Akan tetapi jodoh memang tak kemana. Beth dan Pesta kembali bertemu
akan tetapi dengan latar yang berbeda dari sebelumnya. tekanan batin yang
mereka alami berakhibat pada hilangnya memori ingatan mereka. Pertemuan
pertama mereka ini dilewati tanpa adanya ingatan saling mengenal satu sama lain.
Akan tetapi cerita cinta yang telah mereka buat menyisakan kenangan hangat dan
rasa bersama mereka. Lewat penggalan kenangan itulah mereka berdua mencoba
untuk kembali berinteraksi dan berkomunikasi.
Selayaknya pasien yang tidak waras, Beth dan Pesta pun berinteraksi
dengan kegilaan mereka. Pada adegan yang menampilkan mereka sedang duduk
berdua tanpa mengucap kata dalam kurun waktu sekian menit menunjukan bahwa
sebenarnya terjadi suatu pengertian diantara mereka.

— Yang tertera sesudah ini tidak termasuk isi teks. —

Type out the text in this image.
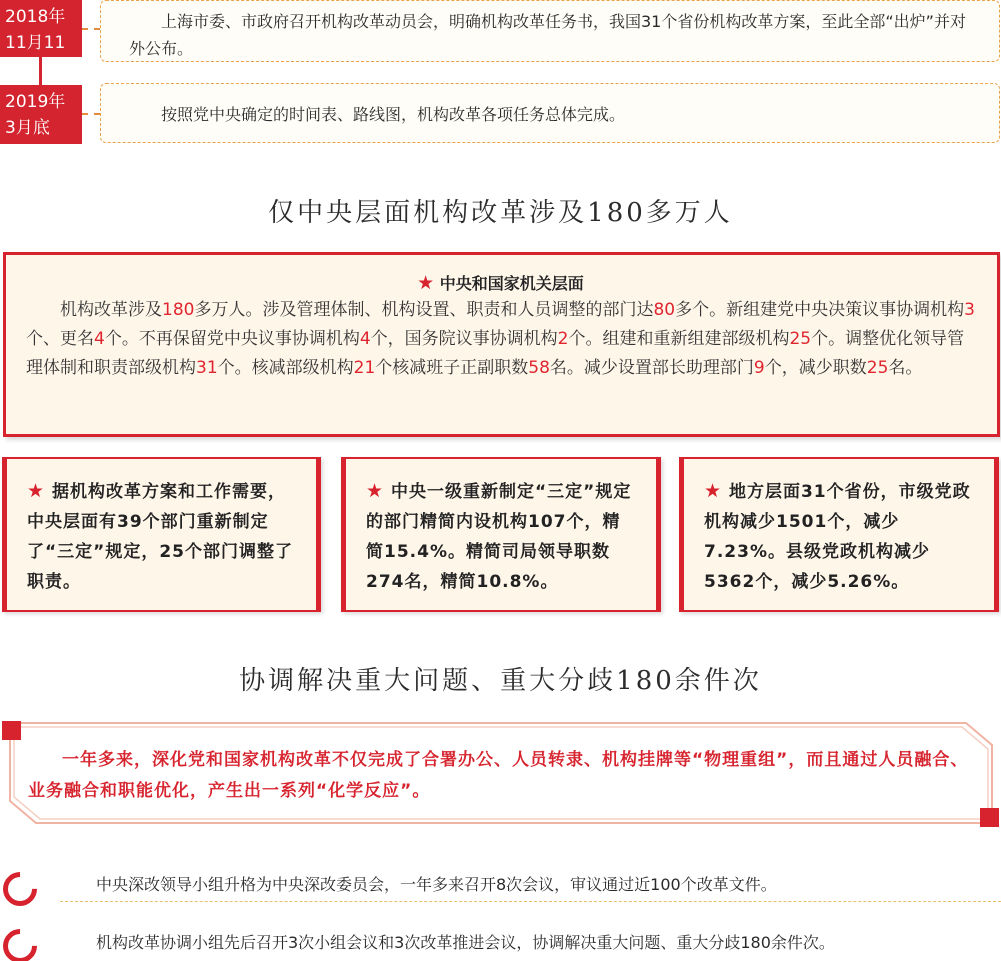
2018年
11月11日

上海市委、市政府召开机构改革动员会，明确机构改革任务书，我国31个省份机构改革方案，至此全部“出炉”并对外公布。

2019年
3月底

按照党中央确定的时间表、路线图，机构改革各项任务总体完成。

仅中央层面机构改革涉及180多万人
★ 中央和国家机关层面
机构改革涉及180多万人。涉及管理体制、机构设置、职责和人员调整的部门达80多个。新组建党中央决策议事协调机构3个、更名4个。不再保留党中央议事协调机构4个，国务院议事协调机构2个。组建和重新组建部级机构25个。调整优化领导管理体制和职责部级机构31个。核减部级机构21个核减班子正副职数58名。减少设置部长助理部门9个，减少职数25名。
★ 据机构改革方案和工作需要，中央层面有39个部门重新制定了“三定”规定，25个部门调整了职责。
★ 中央一级重新制定“三定”规定的部门精简内设机构107个，精简15.4%。精简司局领导职数274名，精简10.8%。
★ 地方层面31个省份，市级党政机构减少1501个，减少7.23%。县级党政机构减少5362个，减少5.26%。
协调解决重大问题、重大分歧180余件次
一年多来，深化党和国家机构改革不仅完成了合署办公、人员转隶、机构挂牌等“物理重组”，而且通过人员融合、业务融合和职能优化，产生出一系列“化学反应”。
中央深改领导小组升格为中央深改委员会，一年多来召开8次会议，审议通过近100个改革文件。
机构改革协调小组先后召开3次小组会议和3次改革推进会议，协调解决重大问题、重大分歧180余件次。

Adegan adegan yang ada di
dalam film seolah menggiring kita pada suatu pemikiran bahwa sebenarnya antara
Elizabeth dan Pesta masih saling mencintai dan membutuhkan.
Jika kita melihat sedikit kebelakang, penyebab terjadi hal tragis itu tak lain
karena Ayah Beth yaitu Jendral Kusumadewa. Status yang ia pegang membuatnya
terlihat diatas dalam status sosial. Oleh karena itu Jendral Kusumadewa perlu
untuk menjaga nama baik dan martabat keluarga yang telah dianggap bersih
sebagai seorang jendral. Posisi itu membuatnya tidak terima jika anak semata
wayangnya harus menjalin hubungan dengan seorang berandalan yang
dianggapnya rendah. Penolakan itu terjadi akibat idelais Jendral Kusumadewa
yang melihat bahwa ia harus mendapatkan yang setara. Seorang bangsa Aria harus
juga mendapatkan pasangan dari bangsa Aria pula.

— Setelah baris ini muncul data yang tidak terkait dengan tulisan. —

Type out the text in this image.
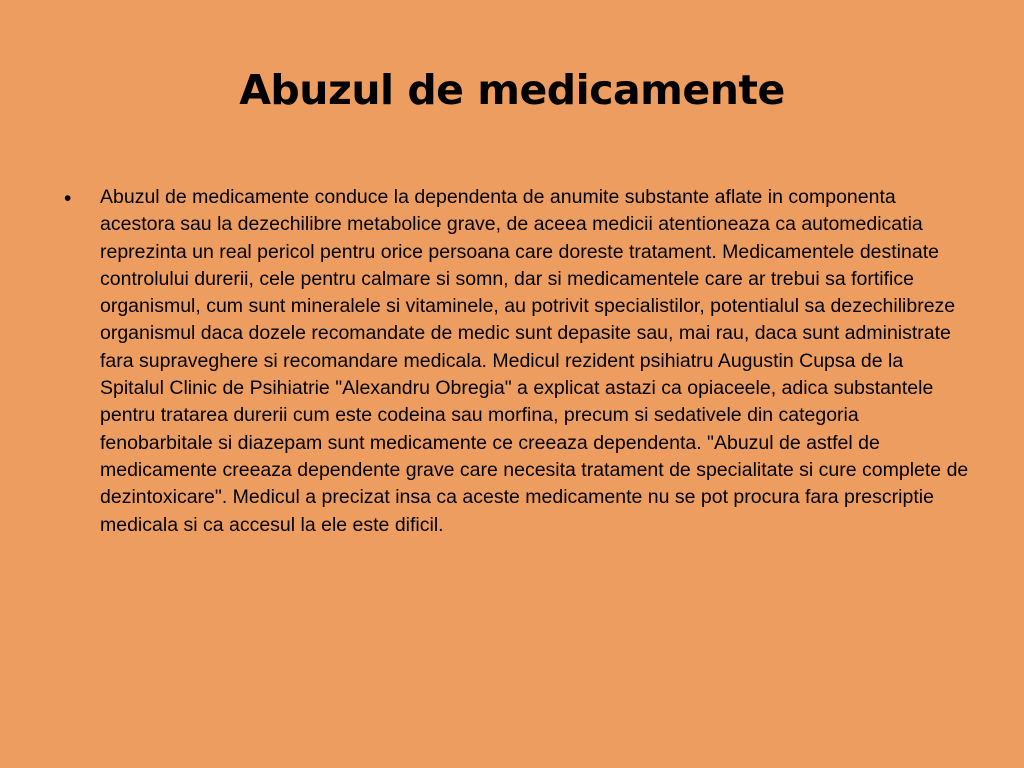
Abuzul de medicamente
• Abuzul de medicamente conduce la dependenta de anumite substante aflate in componenta acestora sau la dezechilibre metabolice grave, de aceea medicii atentioneaza ca automedicatia reprezinta un real pericol pentru orice persoana care doreste tratament. Medicamentele destinate controlului durerii, cele pentru calmare si somn, dar si medicamentele care ar trebui sa fortifice organismul, cum sunt mineralele si vitaminele, au potrivit specialistilor, potentialul sa dezechilibreze organismul daca dozele recomandate de medic sunt depasite sau, mai rau, daca sunt administrate fara supraveghere si recomandare medicala. Medicul rezident psihiatru Augustin Cupsa de la Spitalul Clinic de Psihiatrie "Alexandru Obregia" a explicat astazi ca opiaceele, adica substantele pentru tratarea durerii cum este codeina sau morfina, precum si sedativele din categoria fenobarbitale si diazepam sunt medicamente ce creeaza dependenta. "Abuzul de astfel de medicamente creeaza dependente grave care necesita tratament de specialitate si cure complete de dezintoxicare". Medicul a precizat insa ca aceste medicamente nu se pot procura fara prescriptie medicala si ca accesul la ele este dificil.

Budaya patriarki mulai terlihat dalam adegan adegan yang berlatarkan
rumah sakit. Keangkuhan Kusumadewa sebagai Jendral terlihat ketika ia berada
dirumah sakit jiwa ini. Keangkuhan dan dominasinya sebagai seorang laki laki
diperlihatkan terhadap Beth yang merupakan anaknya dan istrinya yang hanya
bisa pasrah. Saat di rumah sakit Beth memiliki perawat pribadi yang tak lain
adalah Sr. Reihan, yang sebenarnya juga memiliki tekanan batin akibat kondisi
keuangan keluarganya dan hanya Jendral Kusumadewa yang bisa membantunya.

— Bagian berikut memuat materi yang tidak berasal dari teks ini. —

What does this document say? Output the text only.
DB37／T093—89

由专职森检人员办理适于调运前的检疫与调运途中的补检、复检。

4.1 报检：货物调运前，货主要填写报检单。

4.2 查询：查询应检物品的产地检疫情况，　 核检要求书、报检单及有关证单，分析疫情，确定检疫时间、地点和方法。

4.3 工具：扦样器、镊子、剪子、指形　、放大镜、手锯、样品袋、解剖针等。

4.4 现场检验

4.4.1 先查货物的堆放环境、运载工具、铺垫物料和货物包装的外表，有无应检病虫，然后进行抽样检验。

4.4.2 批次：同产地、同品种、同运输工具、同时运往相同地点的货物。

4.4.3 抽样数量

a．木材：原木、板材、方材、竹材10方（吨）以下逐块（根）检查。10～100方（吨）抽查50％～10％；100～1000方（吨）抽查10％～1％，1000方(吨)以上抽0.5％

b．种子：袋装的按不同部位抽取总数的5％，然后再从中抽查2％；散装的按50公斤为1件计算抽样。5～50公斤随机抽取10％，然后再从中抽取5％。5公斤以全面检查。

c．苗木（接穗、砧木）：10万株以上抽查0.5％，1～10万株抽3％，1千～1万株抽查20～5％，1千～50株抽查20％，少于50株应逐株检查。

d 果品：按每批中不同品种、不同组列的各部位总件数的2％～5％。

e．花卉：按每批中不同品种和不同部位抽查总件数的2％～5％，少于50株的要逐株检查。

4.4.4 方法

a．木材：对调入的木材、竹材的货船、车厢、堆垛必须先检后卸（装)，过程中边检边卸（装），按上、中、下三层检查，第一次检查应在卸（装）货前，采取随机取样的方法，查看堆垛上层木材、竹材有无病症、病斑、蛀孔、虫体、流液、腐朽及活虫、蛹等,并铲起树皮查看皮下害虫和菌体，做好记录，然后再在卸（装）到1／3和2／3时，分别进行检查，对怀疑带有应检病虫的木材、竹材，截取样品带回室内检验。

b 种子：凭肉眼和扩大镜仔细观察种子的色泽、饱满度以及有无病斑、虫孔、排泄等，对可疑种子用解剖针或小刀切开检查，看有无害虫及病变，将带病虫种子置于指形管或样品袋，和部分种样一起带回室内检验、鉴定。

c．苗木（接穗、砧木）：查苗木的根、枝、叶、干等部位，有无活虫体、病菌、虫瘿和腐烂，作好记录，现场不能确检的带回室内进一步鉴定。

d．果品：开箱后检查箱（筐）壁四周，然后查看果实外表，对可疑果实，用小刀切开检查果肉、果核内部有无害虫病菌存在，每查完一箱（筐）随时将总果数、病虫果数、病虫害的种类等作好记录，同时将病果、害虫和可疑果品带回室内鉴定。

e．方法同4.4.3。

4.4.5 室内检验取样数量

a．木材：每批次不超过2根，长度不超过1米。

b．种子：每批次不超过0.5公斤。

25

Akhir cerita dari film ini cukup menyedihkan. Jendra Kusumadewa
mengetahui jika Pesta dirawat juga dalam rumah sakit yang sama dengan Beth. Itu
membuat ia membawa pergi Beth dari rumah sakit itu. Disisi lain Sr. Reihan yang
merupakan perawat Beth, ikut menjadi gila akibat tekanan batin yang beliau
rasakan sebelum merawat Beth. Nemun film ini sedikit berbeda dengan yang
lainnya dan membuat film ini bagus untuk dikonsumsi oleh masyarakat.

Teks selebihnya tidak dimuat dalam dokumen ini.